就在他打算顺便揩揩油占占人家小姑娘的便宜时,突然,温若思像是改变了心意似的,左手一缩,空置的右手用尽全力对准他拍出一记掌风。
别看温若思身姿娇小,弱柳扶风,可这一掌却是结结实实打得那人连连向后退了几步,径直撞到了他身后的人。
“臭娘们!你真是敬酒不吃吃罚……唔!唔唔唔!”
突如其来的粗壮树藤将他们从地上一卷而起,数不清的枝藤将那人身上的披风扒去,还顺势将他们手里的兵器尽数掠走。
不可谓不霸道。
长春木生命力极其旺盛,即便是在这种充满了阴气的哭芜鬼地,也能很快地扎根,长成一棵参天大树。
茂盛的树枝叶蔓就像是挂起了灯笼一样,将这些个出言不逊的来犯者纷纷吊在树上。
“啪啪啪!”树下传来了一阵鼓掌声。
这声音虽然在幽幽暗夜里显得有些单薄,不过在那些人听来,还是让他们
又惊又怒。
闇云派的人看着另一名女子出现,便气急败坏地骂道:“你敢插手我们的事?你就不怕惹上我们闇云派,日后找你算账吗?!”
桑郁卿不在意地轻抚了下自己鬓边的碎发,和温若思对视一眼,同仇敌忾。
她笑道:“你瞎吗?”
“什么?!”
桑郁卿落落大方举起双手,在他们面前转了个身。“虽然花纹色泽不大一样,不过我身上穿着的、可还是剑蕴阁的道服。我作为剑蕴阁的弟子,当然不能对你们欺负我小师妹的这种行为坐视不理。”
“剑蕴阁弟子?”为首的那人惊疑地上下扫量着桑郁卿,追问道:“剑蕴阁弟子也分三六九等,你到底是哪个门中长老的弟子?”
温若思心中虽然不屑,却还是希望桑郁卿会在这种时候出出风头,将云衍师叔的名头说出来吓唬吓唬眼前这几个不识好歹的人。
然而出乎温若思意料的是,桑郁卿就像是没有听到这人的话一样,找了块儿还算完整的棺材板,用剑鞘把偷摸摸从缺口伸出来的白手骨猛地戳了回去。
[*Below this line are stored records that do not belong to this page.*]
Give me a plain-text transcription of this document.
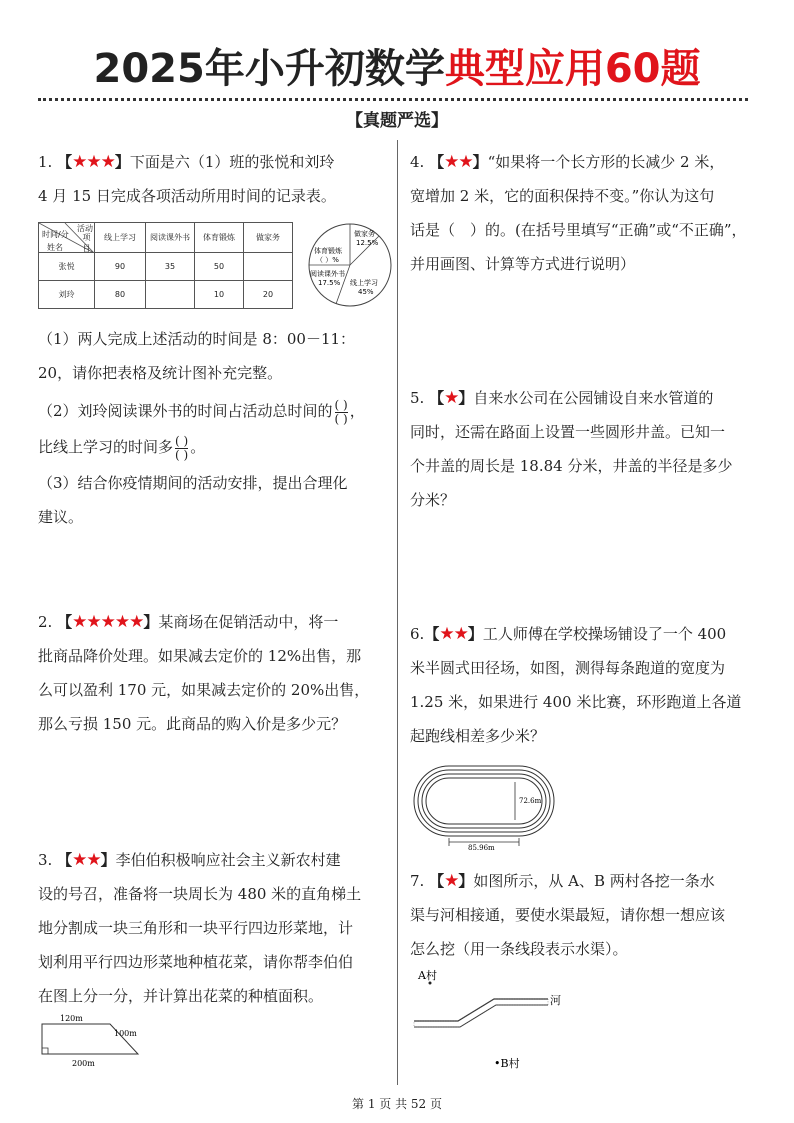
2025年小升初数学典型应用60题
【真题严选】

1. 【★★★】下面是六（1）班的张悦和刘玲

4 月 15 日完成各项活动所用时间的记录表。

时间/分
活动
项目
姓名	线上学习	阅读课外书	体育锻炼	做家务
张悦	90	35	50	
刘玲	80		10	20
做家务
12.5%
体育锻炼
（ ）%
阅读课外书
17.5% 线上学习
45%

（1）两人完成上述活动的时间是 8：00－11：

20，请你把表格及统计图补充完整。

（2）刘玲阅读课外书的时间占活动总时间的 $\frac{( )}{( )}$ ，

比线上学习的时间多 $\frac{( )}{( )}$ 。

（3）结合你疫情期间的活动安排，提出合理化

建议。

2. 【★★★★★】某商场在促销活动中，将一

批商品降价处理。如果减去定价的 12%出售，那

么可以盈利 170 元，如果减去定价的 20%出售，

那么亏损 150 元。此商品的购入价是多少元？

3. 【★★】李伯伯积极响应社会主义新农村建

设的号召，准备将一块周长为 480 米的直角梯土

地分割成一块三角形和一块平行四边形菜地，计

划利用平行四边形菜地种植花菜，请你帮李伯伯

在图上分一分，并计算出花菜的种植面积。

120m
100m
200m

4. 【★★】“如果将一个长方形的长减少 2 米，

宽增加 2 米，它的面积保持不变。”你认为这句

话是（　）的。(在括号里填写“正确”或“不正确”，

并用画图、计算等方式进行说明）

5. 【★】自来水公司在公园铺设自来水管道的

同时，还需在路面上设置一些圆形井盖。已知一

个井盖的周长是 18.84 分米，井盖的半径是多少

分米？

6.【★★】工人师傅在学校操场铺设了一个 400

米半圆式田径场，如图，测得每条跑道的宽度为

1.25 米，如果进行 400 米比赛，环形跑道上各道

起跑线相差多少米？

72.6m
85.96m

7. 【★】如图所示，从 A、B 两村各挖一条水

渠与河相接通，要使水渠最短，请你想一想应该

怎么挖（用一条线段表示水渠）。

A村
河
•B村
第 1 页 共 52 页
手骨断裂发出清脆的嘎巴声,让围观的几人都惊悚地起了一身鸡皮疙瘩。
安坐之后,桑郁卿这才从乾坤囊里拿出
从那人身上搜刮到的披风,仔细瞧了瞧。“这氅衣材质不错,应该花费了你不少心思吧?看你这氅衣轻轻松松便能抗下我小师妹的几招剑气,想来不是甚么凡品。”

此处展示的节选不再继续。